I love time management systems and methods and plans. But they have to be simple. Really simple.
If it involves color-coded tabs or little symbols or sorting tasks into boxes, I will fail. For me, time management has to be flexible, functional, and feasible.
In the past month I stumbled upon a new method that sounds promising. I’ve even gone so far as to download the desktop gadget for it… although I haven’t found the time (how sad is that?) to test it out yet. It’s called The Pomodoro Technique. You can find out more about it HERE.
I’ve been a multi-tasker for years. Blame it on being a mom…
Cooking dinner – talking on the phone – balancing the checkbook – watching the evening news – with a baby in a backpack, and a toddler clinging to one leg. Or blame it on being a child of the 80’s, when the average attention span of a human being dropped to the average length of a music video on MTV.
Multi-tasking just seemed to be the way to go if I wanted to “get everything done,” which is, in itself, an oxymoron. Everything will never be done. If you don’t believe me, do the laundry or the dishes. No sooner is the laundry basket empty then someone throws their dirty underwear on the floor. Dry that last dish and put it away and someone will set a dirty glass or ice cream bowl in the sink. Just saying.
Recent studies indicate multi-tasking is not as productive as we were led to believe. (See this NYT article for evidence.)
So what’s the solution? It’s obvious most of us NEED some sort of time management technique, lest we be drowned in the tasks we keep avoiding in favor of doing things we like. Using the Pomodoro Technique (pomodoro means tomato in Italian… I’m glad they left it as pomodoro, because tomato technique just doesn’t sound quite right) you attack your to-do list in four 25-minute segments, with 5-minute breaks in between. After the fourth segment, you take a 20-minute break.
This appears to be especially helpful for those of us who are involved in creative endeavors – writing, painting, design, etc. – which have the ability to suck you into your chair for hours at a time. Only the longer you strain your brain you’re losing effectiveness, making more mistakes, and effectively thwarting your own best efforts.

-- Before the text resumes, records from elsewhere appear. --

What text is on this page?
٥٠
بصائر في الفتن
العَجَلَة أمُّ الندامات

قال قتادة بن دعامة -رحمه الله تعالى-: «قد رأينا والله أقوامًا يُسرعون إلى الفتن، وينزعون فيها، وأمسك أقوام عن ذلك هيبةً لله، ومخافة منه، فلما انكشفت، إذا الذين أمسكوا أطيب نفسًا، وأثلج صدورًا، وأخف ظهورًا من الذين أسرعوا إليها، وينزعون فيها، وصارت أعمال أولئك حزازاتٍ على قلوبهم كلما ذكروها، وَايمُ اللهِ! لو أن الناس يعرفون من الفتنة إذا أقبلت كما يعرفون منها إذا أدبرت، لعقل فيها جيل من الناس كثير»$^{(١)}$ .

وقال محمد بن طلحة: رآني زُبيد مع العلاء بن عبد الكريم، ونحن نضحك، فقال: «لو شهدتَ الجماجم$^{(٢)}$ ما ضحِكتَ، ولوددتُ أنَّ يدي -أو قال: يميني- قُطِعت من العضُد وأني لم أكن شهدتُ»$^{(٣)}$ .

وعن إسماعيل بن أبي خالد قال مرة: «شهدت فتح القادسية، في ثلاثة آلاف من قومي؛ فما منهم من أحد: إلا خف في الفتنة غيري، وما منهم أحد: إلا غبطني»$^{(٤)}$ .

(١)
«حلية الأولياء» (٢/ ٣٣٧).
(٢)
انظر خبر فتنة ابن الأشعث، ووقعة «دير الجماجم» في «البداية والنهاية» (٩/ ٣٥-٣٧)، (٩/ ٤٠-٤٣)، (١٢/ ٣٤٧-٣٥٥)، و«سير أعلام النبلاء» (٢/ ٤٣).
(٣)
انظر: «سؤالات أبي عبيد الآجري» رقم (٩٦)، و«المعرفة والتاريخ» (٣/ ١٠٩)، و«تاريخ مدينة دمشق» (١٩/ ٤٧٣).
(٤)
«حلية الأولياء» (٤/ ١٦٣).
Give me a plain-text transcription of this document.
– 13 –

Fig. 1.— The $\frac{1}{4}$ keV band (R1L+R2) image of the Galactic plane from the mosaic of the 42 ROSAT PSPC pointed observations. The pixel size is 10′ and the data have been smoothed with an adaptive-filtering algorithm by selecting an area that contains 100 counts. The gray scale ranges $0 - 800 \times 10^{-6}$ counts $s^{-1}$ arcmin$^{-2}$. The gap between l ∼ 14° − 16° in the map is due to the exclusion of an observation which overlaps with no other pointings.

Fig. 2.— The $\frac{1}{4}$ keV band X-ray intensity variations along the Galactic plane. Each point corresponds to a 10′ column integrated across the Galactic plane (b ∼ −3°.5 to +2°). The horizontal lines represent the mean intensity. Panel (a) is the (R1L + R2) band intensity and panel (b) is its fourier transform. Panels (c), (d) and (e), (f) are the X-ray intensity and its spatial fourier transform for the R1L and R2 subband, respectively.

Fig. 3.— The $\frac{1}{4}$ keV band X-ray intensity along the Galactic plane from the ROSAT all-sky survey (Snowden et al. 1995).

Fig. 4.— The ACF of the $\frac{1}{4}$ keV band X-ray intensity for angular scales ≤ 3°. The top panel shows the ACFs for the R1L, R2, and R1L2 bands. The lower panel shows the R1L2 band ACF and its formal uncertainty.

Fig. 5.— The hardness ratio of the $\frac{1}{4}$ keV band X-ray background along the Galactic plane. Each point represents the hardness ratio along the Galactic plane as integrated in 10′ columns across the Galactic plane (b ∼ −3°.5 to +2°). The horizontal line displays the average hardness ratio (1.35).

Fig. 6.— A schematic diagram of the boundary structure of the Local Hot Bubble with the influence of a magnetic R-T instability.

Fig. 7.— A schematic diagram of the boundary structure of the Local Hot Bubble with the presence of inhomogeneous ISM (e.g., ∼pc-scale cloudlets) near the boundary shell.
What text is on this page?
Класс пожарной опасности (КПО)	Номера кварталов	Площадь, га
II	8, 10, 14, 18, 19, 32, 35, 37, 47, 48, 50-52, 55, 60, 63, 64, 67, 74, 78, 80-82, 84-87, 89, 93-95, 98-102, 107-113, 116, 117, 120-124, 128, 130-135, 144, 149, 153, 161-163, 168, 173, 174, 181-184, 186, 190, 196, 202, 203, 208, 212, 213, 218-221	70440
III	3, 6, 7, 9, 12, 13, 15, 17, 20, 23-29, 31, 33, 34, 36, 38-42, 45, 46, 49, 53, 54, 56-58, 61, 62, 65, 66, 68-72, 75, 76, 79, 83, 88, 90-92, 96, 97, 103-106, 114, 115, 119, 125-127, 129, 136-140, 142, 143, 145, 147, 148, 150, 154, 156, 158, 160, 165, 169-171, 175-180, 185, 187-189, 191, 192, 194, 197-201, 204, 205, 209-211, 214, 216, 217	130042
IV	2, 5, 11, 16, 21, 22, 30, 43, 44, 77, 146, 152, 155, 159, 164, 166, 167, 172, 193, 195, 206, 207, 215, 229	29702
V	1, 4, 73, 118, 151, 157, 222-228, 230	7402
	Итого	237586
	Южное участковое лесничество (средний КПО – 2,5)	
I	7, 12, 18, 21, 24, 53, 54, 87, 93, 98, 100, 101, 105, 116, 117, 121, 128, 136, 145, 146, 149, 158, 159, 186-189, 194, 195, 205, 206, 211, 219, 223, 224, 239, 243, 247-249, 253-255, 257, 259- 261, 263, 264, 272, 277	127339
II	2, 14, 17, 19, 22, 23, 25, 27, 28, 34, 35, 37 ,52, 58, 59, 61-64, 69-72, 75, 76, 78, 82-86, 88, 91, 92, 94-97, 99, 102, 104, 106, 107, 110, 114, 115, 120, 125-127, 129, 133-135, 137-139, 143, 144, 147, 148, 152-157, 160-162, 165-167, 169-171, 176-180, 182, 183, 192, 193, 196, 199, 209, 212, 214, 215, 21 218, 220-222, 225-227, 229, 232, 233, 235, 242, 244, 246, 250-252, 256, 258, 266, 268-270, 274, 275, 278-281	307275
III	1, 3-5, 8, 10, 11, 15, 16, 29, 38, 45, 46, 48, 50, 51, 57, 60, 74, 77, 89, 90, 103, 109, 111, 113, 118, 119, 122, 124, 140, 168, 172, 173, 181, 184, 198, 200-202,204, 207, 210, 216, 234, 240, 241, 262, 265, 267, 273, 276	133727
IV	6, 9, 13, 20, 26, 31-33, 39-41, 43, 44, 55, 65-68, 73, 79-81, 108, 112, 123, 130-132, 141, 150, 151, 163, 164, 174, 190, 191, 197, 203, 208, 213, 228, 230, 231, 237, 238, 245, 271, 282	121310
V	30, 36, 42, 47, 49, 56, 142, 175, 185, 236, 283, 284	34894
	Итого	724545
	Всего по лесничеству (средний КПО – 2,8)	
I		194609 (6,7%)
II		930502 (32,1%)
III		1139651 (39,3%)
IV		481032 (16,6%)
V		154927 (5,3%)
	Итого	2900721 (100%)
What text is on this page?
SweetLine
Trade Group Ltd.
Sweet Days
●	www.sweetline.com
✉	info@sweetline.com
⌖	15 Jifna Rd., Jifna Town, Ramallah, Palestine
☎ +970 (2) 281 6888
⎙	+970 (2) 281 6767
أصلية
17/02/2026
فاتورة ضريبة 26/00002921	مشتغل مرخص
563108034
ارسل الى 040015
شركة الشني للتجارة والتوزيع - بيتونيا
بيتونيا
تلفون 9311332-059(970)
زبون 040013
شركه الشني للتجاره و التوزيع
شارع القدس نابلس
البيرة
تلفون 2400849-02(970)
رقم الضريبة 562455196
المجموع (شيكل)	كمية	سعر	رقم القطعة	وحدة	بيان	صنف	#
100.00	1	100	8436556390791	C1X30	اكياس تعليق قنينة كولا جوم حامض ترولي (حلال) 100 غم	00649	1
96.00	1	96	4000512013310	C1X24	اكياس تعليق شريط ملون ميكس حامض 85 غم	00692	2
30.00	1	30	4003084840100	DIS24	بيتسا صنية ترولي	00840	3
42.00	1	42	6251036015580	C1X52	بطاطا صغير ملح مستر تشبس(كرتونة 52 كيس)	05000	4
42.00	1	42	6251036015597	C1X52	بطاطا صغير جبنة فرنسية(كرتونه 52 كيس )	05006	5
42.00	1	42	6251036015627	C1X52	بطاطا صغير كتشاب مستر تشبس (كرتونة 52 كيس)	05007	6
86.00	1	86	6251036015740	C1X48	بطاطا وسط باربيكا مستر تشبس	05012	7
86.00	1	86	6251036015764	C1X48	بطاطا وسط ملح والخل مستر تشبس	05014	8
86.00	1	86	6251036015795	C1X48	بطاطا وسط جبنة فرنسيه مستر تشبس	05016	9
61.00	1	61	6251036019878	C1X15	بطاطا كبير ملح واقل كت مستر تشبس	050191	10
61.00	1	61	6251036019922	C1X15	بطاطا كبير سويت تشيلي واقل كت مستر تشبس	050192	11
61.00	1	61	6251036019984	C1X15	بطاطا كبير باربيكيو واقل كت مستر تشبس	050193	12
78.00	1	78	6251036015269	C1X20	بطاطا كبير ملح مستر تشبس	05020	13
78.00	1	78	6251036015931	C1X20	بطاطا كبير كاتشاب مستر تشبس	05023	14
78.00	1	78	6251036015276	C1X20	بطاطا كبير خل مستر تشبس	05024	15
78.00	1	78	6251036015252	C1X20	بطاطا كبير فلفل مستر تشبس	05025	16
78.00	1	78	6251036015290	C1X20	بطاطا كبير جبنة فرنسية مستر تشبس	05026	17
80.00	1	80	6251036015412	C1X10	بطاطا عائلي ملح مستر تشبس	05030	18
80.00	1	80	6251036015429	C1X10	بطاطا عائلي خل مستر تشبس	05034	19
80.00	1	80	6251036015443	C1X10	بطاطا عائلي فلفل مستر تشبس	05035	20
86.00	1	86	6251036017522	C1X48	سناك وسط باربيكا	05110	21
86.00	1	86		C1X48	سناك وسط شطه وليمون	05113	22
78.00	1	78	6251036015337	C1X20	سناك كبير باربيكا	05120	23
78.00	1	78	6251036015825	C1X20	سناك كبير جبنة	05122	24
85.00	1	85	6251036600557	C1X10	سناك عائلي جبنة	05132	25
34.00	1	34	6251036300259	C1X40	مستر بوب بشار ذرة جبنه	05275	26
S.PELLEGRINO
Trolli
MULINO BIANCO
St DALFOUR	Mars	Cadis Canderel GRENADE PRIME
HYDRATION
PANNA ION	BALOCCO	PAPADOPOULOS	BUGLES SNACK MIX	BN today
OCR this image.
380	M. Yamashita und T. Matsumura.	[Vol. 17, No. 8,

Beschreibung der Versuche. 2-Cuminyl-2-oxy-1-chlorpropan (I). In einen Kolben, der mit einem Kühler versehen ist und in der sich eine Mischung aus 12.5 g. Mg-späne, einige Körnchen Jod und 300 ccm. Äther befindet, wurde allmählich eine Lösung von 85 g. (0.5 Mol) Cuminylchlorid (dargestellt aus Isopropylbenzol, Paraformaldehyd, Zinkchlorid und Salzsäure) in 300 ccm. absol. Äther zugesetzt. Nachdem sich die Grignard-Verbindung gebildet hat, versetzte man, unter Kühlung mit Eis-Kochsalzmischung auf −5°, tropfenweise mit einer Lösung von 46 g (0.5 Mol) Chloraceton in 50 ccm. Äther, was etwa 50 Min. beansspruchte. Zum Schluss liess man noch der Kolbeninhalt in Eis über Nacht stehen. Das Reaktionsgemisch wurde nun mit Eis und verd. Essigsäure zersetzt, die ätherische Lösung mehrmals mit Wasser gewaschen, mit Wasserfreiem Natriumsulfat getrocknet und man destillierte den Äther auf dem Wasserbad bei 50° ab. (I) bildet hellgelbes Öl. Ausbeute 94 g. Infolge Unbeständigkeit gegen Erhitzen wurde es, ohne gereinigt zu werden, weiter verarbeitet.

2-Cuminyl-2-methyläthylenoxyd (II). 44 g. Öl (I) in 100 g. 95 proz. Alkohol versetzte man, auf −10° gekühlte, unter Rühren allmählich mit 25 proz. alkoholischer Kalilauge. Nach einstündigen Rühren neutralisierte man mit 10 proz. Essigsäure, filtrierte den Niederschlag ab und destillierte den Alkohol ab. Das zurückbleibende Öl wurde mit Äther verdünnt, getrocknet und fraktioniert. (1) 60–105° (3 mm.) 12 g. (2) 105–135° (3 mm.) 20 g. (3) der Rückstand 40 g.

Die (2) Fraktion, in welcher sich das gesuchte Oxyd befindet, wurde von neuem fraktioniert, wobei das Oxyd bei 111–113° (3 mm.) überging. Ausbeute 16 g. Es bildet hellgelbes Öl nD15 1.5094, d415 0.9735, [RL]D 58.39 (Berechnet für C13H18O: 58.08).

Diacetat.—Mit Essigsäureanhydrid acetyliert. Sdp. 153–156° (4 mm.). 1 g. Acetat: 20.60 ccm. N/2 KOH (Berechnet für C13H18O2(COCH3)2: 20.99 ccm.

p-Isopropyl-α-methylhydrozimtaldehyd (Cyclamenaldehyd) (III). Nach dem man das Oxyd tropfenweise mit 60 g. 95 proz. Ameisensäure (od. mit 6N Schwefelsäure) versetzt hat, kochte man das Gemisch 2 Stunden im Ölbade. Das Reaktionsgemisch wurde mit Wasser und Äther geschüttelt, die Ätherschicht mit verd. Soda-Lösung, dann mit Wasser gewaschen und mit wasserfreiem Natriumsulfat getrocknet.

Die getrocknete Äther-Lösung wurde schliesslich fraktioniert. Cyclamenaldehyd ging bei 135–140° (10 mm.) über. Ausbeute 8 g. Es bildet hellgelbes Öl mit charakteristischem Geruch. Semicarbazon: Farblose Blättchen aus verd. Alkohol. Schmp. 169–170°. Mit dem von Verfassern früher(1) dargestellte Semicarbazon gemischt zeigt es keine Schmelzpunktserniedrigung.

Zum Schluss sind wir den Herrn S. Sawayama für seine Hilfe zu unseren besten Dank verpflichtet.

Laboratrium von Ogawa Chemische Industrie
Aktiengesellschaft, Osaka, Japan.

I, for one, am not good at taking breaks. Once I start, I want to finish. This is particularly silly when pursuing goals like writing full novels, painting an entire room, all kinds of crafting projects, scrapbooking, and cooking.Yes, cooking. For years I’ve avoided recipes that require “chilling” or “marinating” because I hate to take breaks. Marathon cleaning sessions have frequently left me so exhausted I pass out on the couch without ever enjoying the fruits of my labor. (By the time I wake up someone has made a new mess, of course.)
The Pomodoro Technique will require me to exercise some self-discipline (never a bad thing) and will, hopefully, keep me from scrolling Facebook and Pinterest for hours on end instead of doing the things that I really want to do, the things that really MATTER.
My tomatoes outside in the garden are still green on the vine this first day of autumn, nevertheless, the change of season is a good time to start applying the tomato … er … Pomodoro .. technique!